Diversifikasi Sumber Listrik untuk Ketahanan dan Kemandirian Energi Indonesia

JAKARTA – Salah satu tantangan dalam melaksanakan transisi energi di sektor ketenagalistrikan Indonesia adalah dominasi batu bara sebagai sumber pembangkit listrik utama. Hingga 2020, Kementerian Energi dan Sumber Daya Mineral mencatat 50,3 persen dari listrik di Indonesia dihasilkan melalui Pembangkit Listrik Tenaga Uap batu bara. Selain sebagai sumber energi listrik, batu bara merupakan komoditas ekspor yang berkontribusi pada Penerimaan Negara Bukan Pajak dan memberikan dampak positif pada neraca dagang Indonesia. Pada 2019, International Energy Agency menempatkan Indonesia sebagai eksportir batu bara terbesar di dunia dengan jumlah ekspor sebesar 455 metrik ton dan valuasi sebesar USD 34 miliar, jika asumsi per ton senilai USD 75. Fakta ini menjadi tantangan bagi Indonesia untuk menemukan strategi dekarbonisasi bidang berbasis energi, khususnya di sektor ketenagalistrikan, sekaligus menjaga kualitas pertumbuhan ekonomi.
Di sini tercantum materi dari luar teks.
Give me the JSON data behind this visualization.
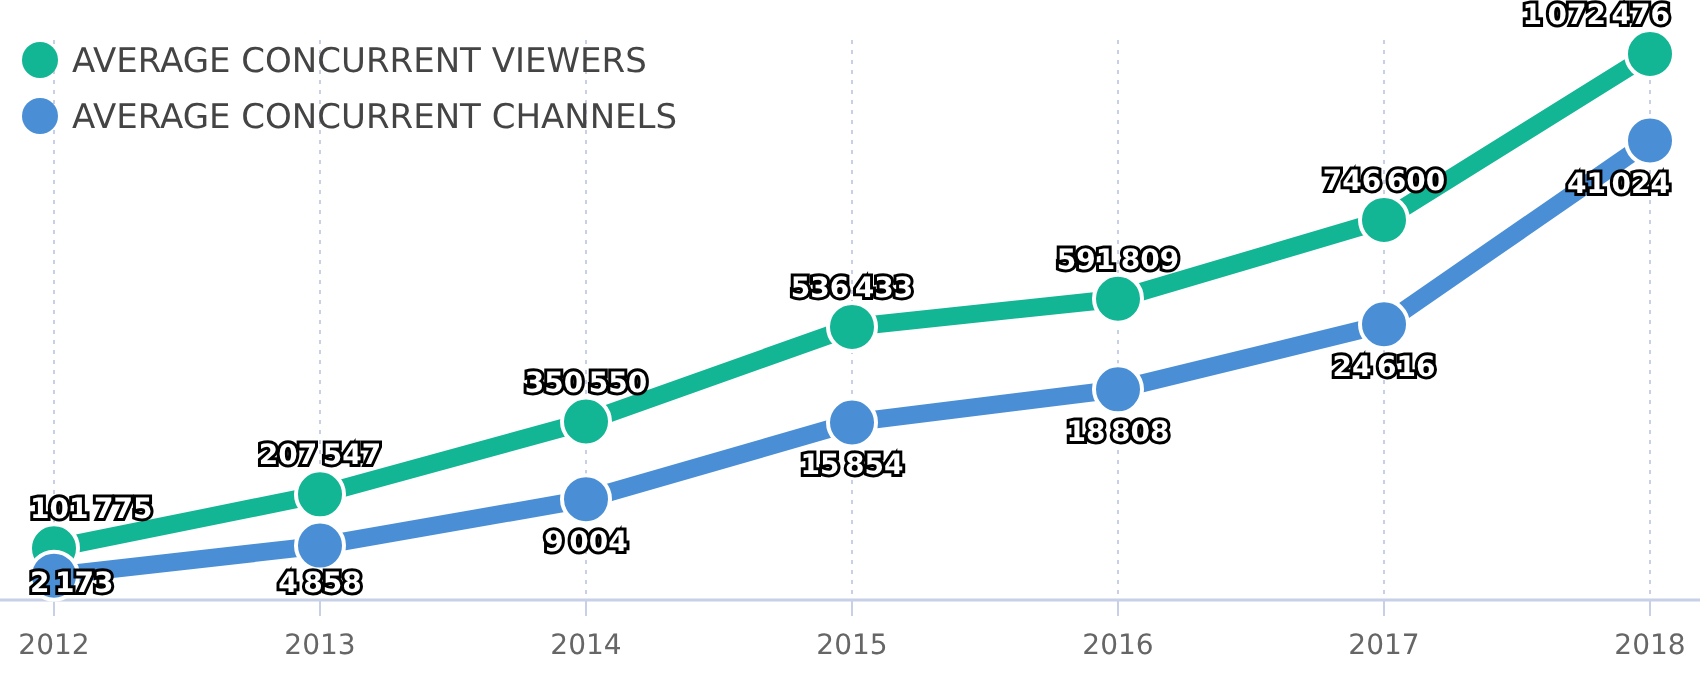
{
  "chart_data": {
    "type": "line",
    "categories": [
      "2012",
      "2013",
      "2014",
      "2015",
      "2016",
      "2017",
      "2018"
    ],
    "series": [
      {
        "name": "AVERAGE CONCURRENT VIEWERS",
        "color": "#12b594",
        "values": [
          101775,
          207547,
          350550,
          536433,
          591809,
          746600,
          1072476
        ]
      },
      {
        "name": "AVERAGE CONCURRENT CHANNELS",
        "color": "#4a8fd6",
        "axis": "y2",
        "values": [
          2173,
          4858,
          9004,
          15854,
          18808,
          24616,
          41024
        ]
      }
    ],
    "ylim": [
      0,
      1100000
    ],
    "y2lim": [
      0,
      50000
    ],
    "tick_labels": "x",
    "grid": "x",
    "legend": "top left",
    "marker": "circle",
    "line_style": "solid",
    "data_labels": true
  }
}
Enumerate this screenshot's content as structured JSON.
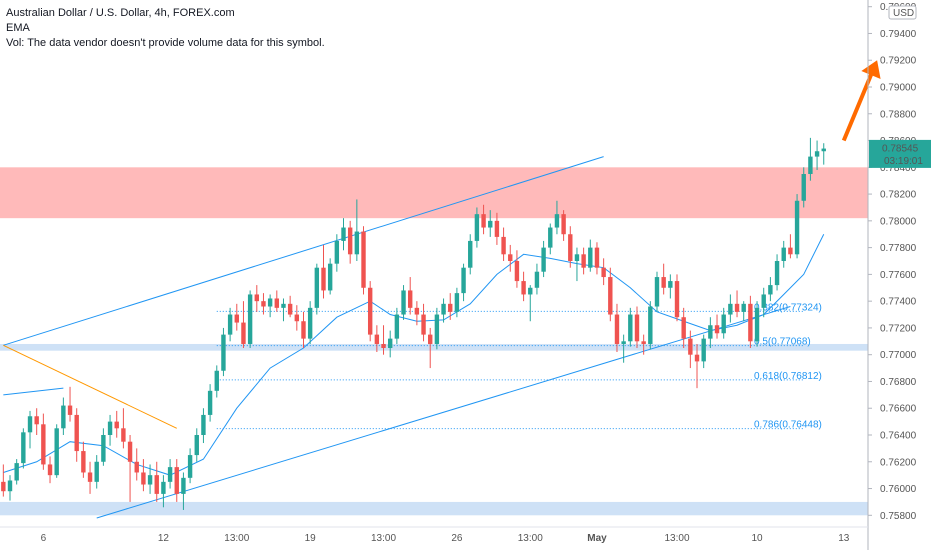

“Indonesia melihat pentingnya diversifikasi sumber listrik untuk ketahanan dan kemandirian energi nasional. Pemenuhan kebutuhan listrik akan diarahkan dari listrik terbarukan yang juga banyak tersedia di berbagai daerah di Indonesia. Peran pembangkit batu bara akan secara terus menerus dikurangi. Implementasi kebijakan tersebut membutuhkan upaya yang menyeluruh, bersinergi dan berkesinambungan. Aspek teknis, finansial, dan juga sosial, termasuk munculnya dukungan dari seluruh pemangku kepentingan, perlu dipersiapkan. Proses transisi juga perlu dipastikan melalui proses perencanaan pembangunan baik jangka panjang, menengah, maupun tahunan,” ungkap Direktur Ketenagalistrikan, Telekomunikasi dan Informatika, Kementerian PPN/Bappenas Rachmat Mardiana dalam diskusi daring “Peran Sektor Batubara dalam Menghadapi Tantangan Transisi Energi di Indonesia” yang diselenggarakan Kementerian PPN/Bappenas bersama Clean Affordable and Secure Energy (CASE) Indonesia, Deutsche Gesellschaft für Internationale Zusammenarbeit (GIZ) dan Institute for Essential Services Reform (IESR), Selasa (26/10).

Diskusi turut menghadirkan Kepala Unit Kementerian Federal Ekonomi dan Energi Jerman Jan Kristof Wellershoff, Direktur Komunikasi dan Urusan Publik 50Hertz Kerstin Maria Rippel, dan CEO Otoritas Latrobe Valley Australia Karen Cain, untuk membahas pentingnya kolaborasi Indonesia dengan berbagai negara dalam mewujudkan strategi terbaik pencapaian program iklim, termasuk transisi energi. Dalam implementasinya, CASE Indonesia menyusun strategi komprehensif berdasarkan data lapangan dan kesiapan pemangku kepentingan, baik pelaku bisnis maupun konsumen listrik di Indonesia, untuk menerapkan solusi tepat untuk ketergantungan batu baru.